Jak to już w życiu bywa, coś się kończy, a coś się zaczyna. Albo inaczej, jeśli coś ma swój początek to musi mieć też koniec. I tak jest ze wszystkimi urządzeniami Microsoftu z rodziny Surface i ich ogólnie rzecz ujmując – wsparciem. Jak to jest w przypadku poszczególnych modeli Surface Pro, Surface Book, Surface Go i innych?
Każde urządzenie, niezależenie od tego co to jest i kto jest jego producentem ma określony czas wsparcia. Raz jest to kilka lat, raz tylko rok albo mniej, a niektórzy mówią, że w przypadku takiej manty wsparcie kończy się zaraz po zakupie. A już na poważnie, temat jest tak obszerny i wpływa na to wiele czynników, że spokojnie można o nim napisać osobny artykuł.
W przypadku Microsoftu i rodziny Surface przeważnie są to cztery albo trochę ponad cztery lata, co z całą pewnością można uznać za świetny wynik. Przykładowo, wszystkie urządzenia Surface począwszy i włącznie z Surface Book 2 będą mogły liczyć na aktualizacje przez równe cztery lata od swojej daty premiery. Ale już taki Surface Pro 5. generacji będzie wspierany przez kilka miesięcy dłużej, bo swoją rynkową premierę miał w czerwcu, a nie w listopadzie jak Surface Book 2. Dla mnie największym zaskoczeniem jest Surface Pro 3, który może liczyć na te same „korzyści” co Surface Pro 4, a pojawił się dwa lata przed tym modelem. Łącznie daje to ponad 7 lat wsparcia.
Najnowsze urządzenia takie jak Surface Laptop Go, Surface Book 3 czy nawet Surface Pro X z procesorem ARM będą aktualne przynajmniej do połowy 2024 roku.
Ale co to w ogóle oznacza dla sprzętu? Czy zbliżającej się do „daty zero” trzeba myśleć nad wymianą sprzętu? I tak i nie. Przede wszystkim to, że po przekroczeniu daty z ostatniej kolumny powyższej tabeli, urządzenie nie dostanie już żadnych oficjalnych aktualizacji sterowników i nowych wersji oprogramowania sprzętowego. Na przykładzie mojego Surface Pro 4 mogę napisać, że firmware był aktualizowany kilkukrotnie – wówczas coś tam sobie pobiera, uruchamia się ponownie i aktualizuje wyświetlając jednocześnie napis „Surface” na czarnym ekranie.

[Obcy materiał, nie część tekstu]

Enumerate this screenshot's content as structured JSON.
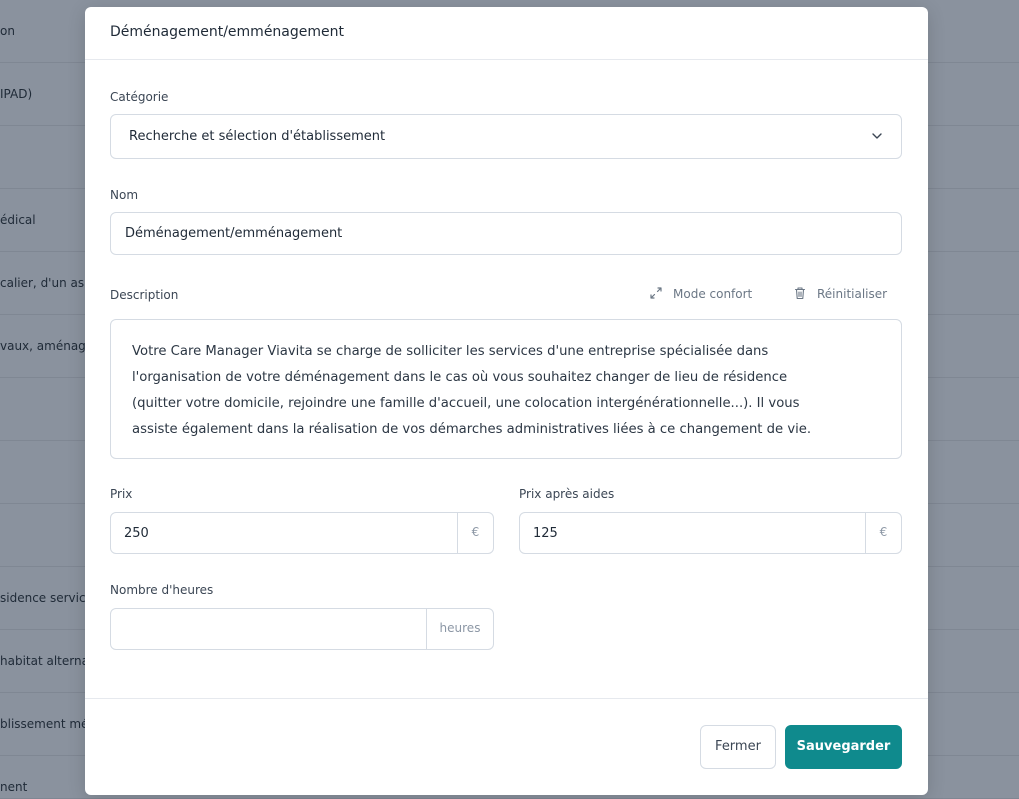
{
  "background": {
    "rows": [
      {
        "label": "on"
      },
      {
        "label": "IPAD)"
      },
      {
        "label": ""
      },
      {
        "label": "édical"
      },
      {
        "label": "calier, d'un as"
      },
      {
        "label": "vaux, aménage"
      },
      {
        "label": ""
      },
      {
        "label": ""
      },
      {
        "label": ""
      },
      {
        "label": "sidence servic"
      },
      {
        "label": "habitat alterna"
      },
      {
        "label": "blissement mé"
      },
      {
        "label": "nent"
      }
    ]
  },
  "modal": {
    "title": "Déménagement/emménagement",
    "category": {
      "label": "Catégorie",
      "value": "Recherche et sélection d'établissement",
      "icon": "chevron-down-icon"
    },
    "name": {
      "label": "Nom",
      "value": "Déménagement/emménagement"
    },
    "description": {
      "label": "Description",
      "comfort_mode_label": "Mode confort",
      "reset_label": "Réinitialiser",
      "lines": [
        "Votre Care Manager Viavita se charge de solliciter les services d'une entreprise spécialisée dans",
        "l'organisation de votre déménagement dans le cas où vous souhaitez changer de lieu de résidence",
        "(quitter votre domicile, rejoindre une famille d'accueil, une colocation intergénérationnelle...). Il vous",
        "assiste également dans la réalisation de vos démarches administratives liées à ce changement de vie."
      ]
    },
    "price": {
      "label": "Prix",
      "value": "250",
      "unit": "€"
    },
    "price_after_aid": {
      "label": "Prix après aides",
      "value": "125",
      "unit": "€"
    },
    "hours": {
      "label": "Nombre d'heures",
      "value": "",
      "unit": "heures"
    },
    "buttons": {
      "close": "Fermer",
      "save": "Sauvegarder"
    }
  },
  "colors": {
    "accent": "#0f8a8d",
    "overlay": "#8a929e"
  }
}
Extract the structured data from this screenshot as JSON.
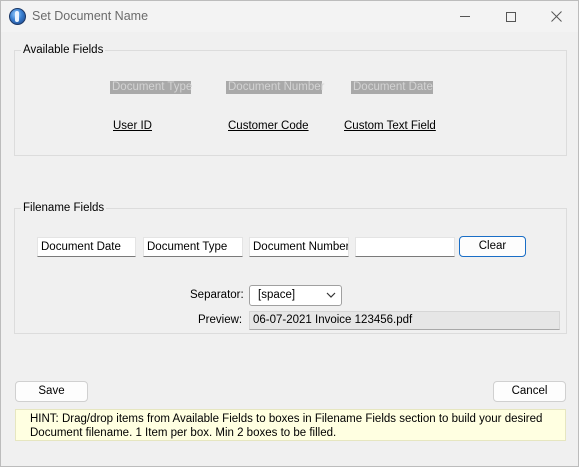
{
  "window": {
    "title": "Set Document Name",
    "icon": "app-globe-icon"
  },
  "available_fields": {
    "legend": "Available Fields",
    "disabled_fields": [
      "Document Type",
      "Document Number",
      "Document Date"
    ],
    "links": [
      "User ID",
      "Customer Code",
      "Custom Text Field"
    ]
  },
  "filename_fields": {
    "legend": "Filename Fields",
    "boxes": [
      "Document Date",
      "Document Type",
      "Document Number",
      ""
    ],
    "clear_label": "Clear",
    "separator_label": "Separator:",
    "separator_value": "[space]",
    "preview_label": "Preview:",
    "preview_value": "06-07-2021 Invoice 123456.pdf"
  },
  "actions": {
    "save_label": "Save",
    "cancel_label": "Cancel"
  },
  "hint": "HINT: Drag/drop items from Available Fields to boxes in Filename Fields section to build your desired Document filename. 1 Item per box. Min 2 boxes to be filled.",
  "colors": {
    "accent_border": "#1a6ec6",
    "hint_background": "#ffffe1",
    "disabled_field_background": "#a9a9a9"
  }
}
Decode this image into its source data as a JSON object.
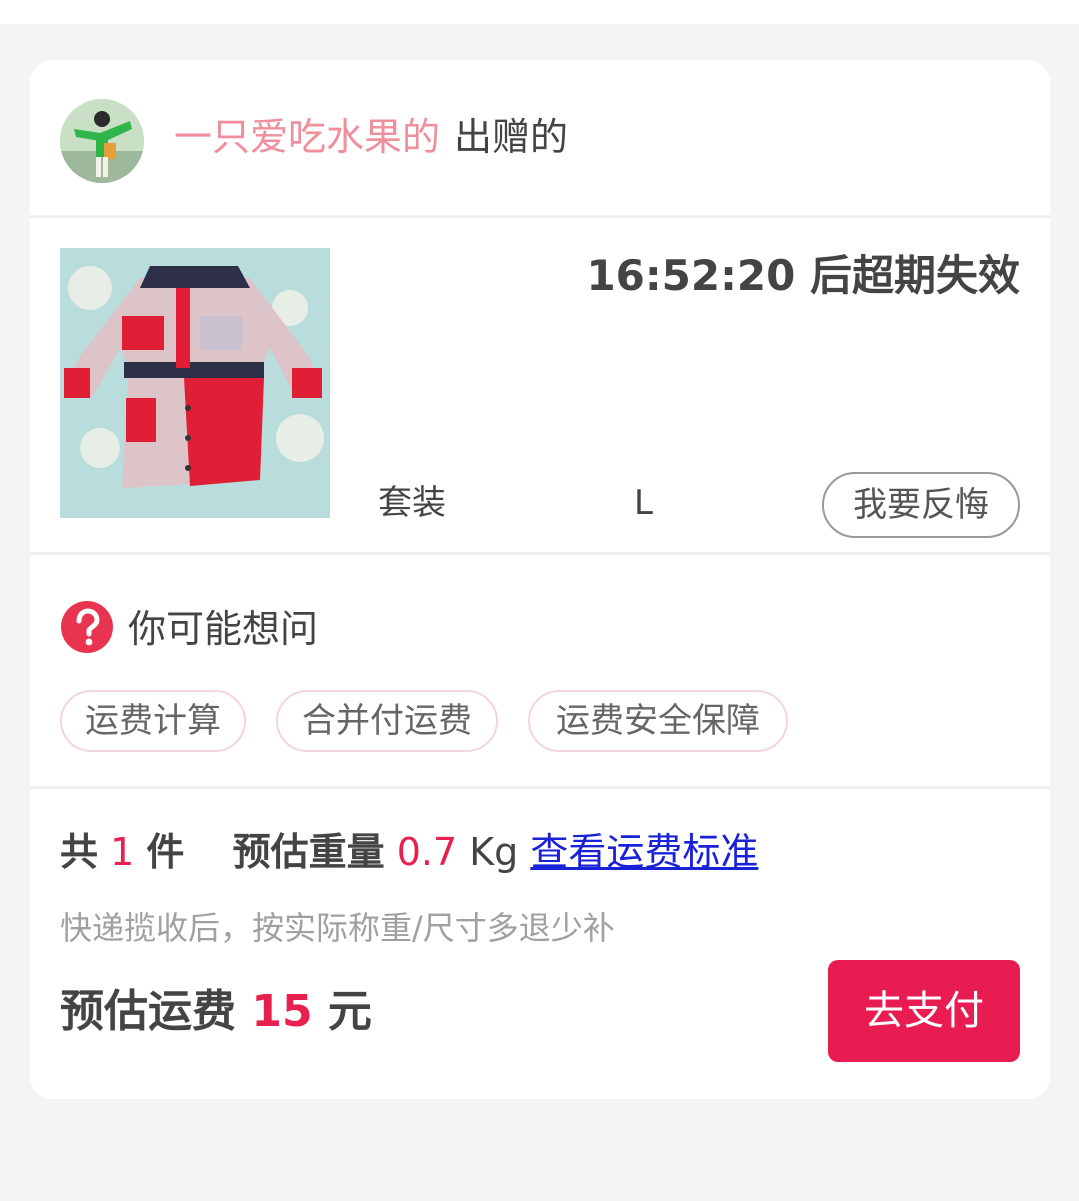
{
  "header": {
    "giver_name": "一只爱吃水果的",
    "gift_label": "出赠的"
  },
  "product": {
    "countdown": "16:52:20 后超期失效",
    "category": "套装",
    "size": "L",
    "regret_button": "我要反悔"
  },
  "faq": {
    "title": "你可能想问",
    "tags": [
      "运费计算",
      "合并付运费",
      "运费安全保障"
    ]
  },
  "summary": {
    "count_prefix": "共",
    "count": "1",
    "count_suffix": "件",
    "weight_label": "预估重量",
    "weight": "0.7",
    "weight_unit": "Kg",
    "fee_standard_link": "查看运费标准",
    "note": "快递揽收后，按实际称重/尺寸多退少补",
    "fee_label": "预估运费",
    "fee": "15",
    "fee_unit": "元",
    "pay_button": "去支付"
  },
  "colors": {
    "accent": "#e91c51",
    "giver_name": "#ef8f9c",
    "link": "#1a22d8",
    "tag_border": "#f3d5da"
  },
  "icons": [
    "avatar-image",
    "product-image",
    "question-icon"
  ]
}
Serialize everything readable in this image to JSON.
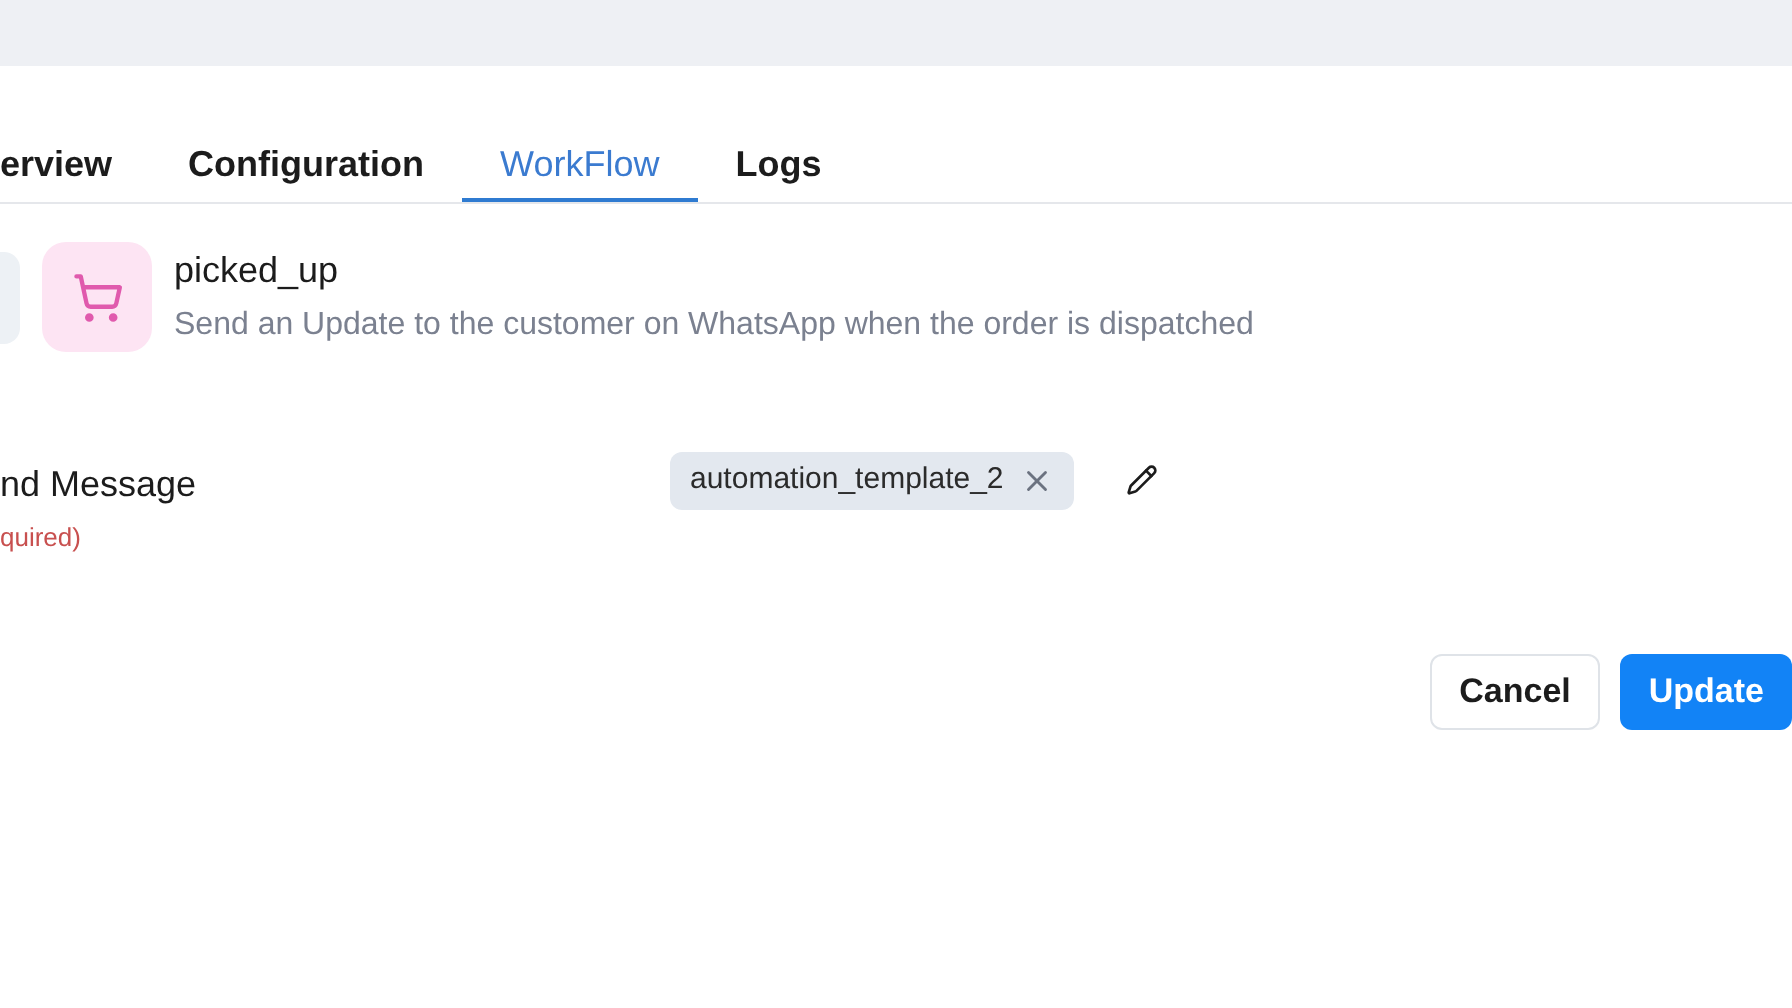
{
  "tabs": [
    {
      "label": "erview",
      "selected": false
    },
    {
      "label": "Configuration",
      "selected": false
    },
    {
      "label": "WorkFlow",
      "selected": true
    },
    {
      "label": "Logs",
      "selected": false
    }
  ],
  "event": {
    "title": "picked_up",
    "description": "Send an Update to the customer on WhatsApp when the order is dispatched"
  },
  "field": {
    "label": "nd Message",
    "note": "quired)",
    "chip": "automation_template_2"
  },
  "buttons": [
    {
      "label": "Cancel",
      "kind": "secondary"
    },
    {
      "label": "Update",
      "kind": "primary"
    }
  ]
}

Z drugiej strony, koniec wsparcia, o którym piszę powyżej wcale nie oznacza, że nie będzie już aktualizacji samego systemu. Jeśli pojawi się jakaś aktualizacja do Windows 10 albo w przyszłości pojawi się Windows 11 (albo jakiś inny), to na Surface’ach nawet po „End of date” będzie można to zainstalować. W końcu nawet na 10-letnim „śrucie” można zainstalować Windows 10, a problem może pojawić się tylko ze sterownikami (choć raczej rzadko).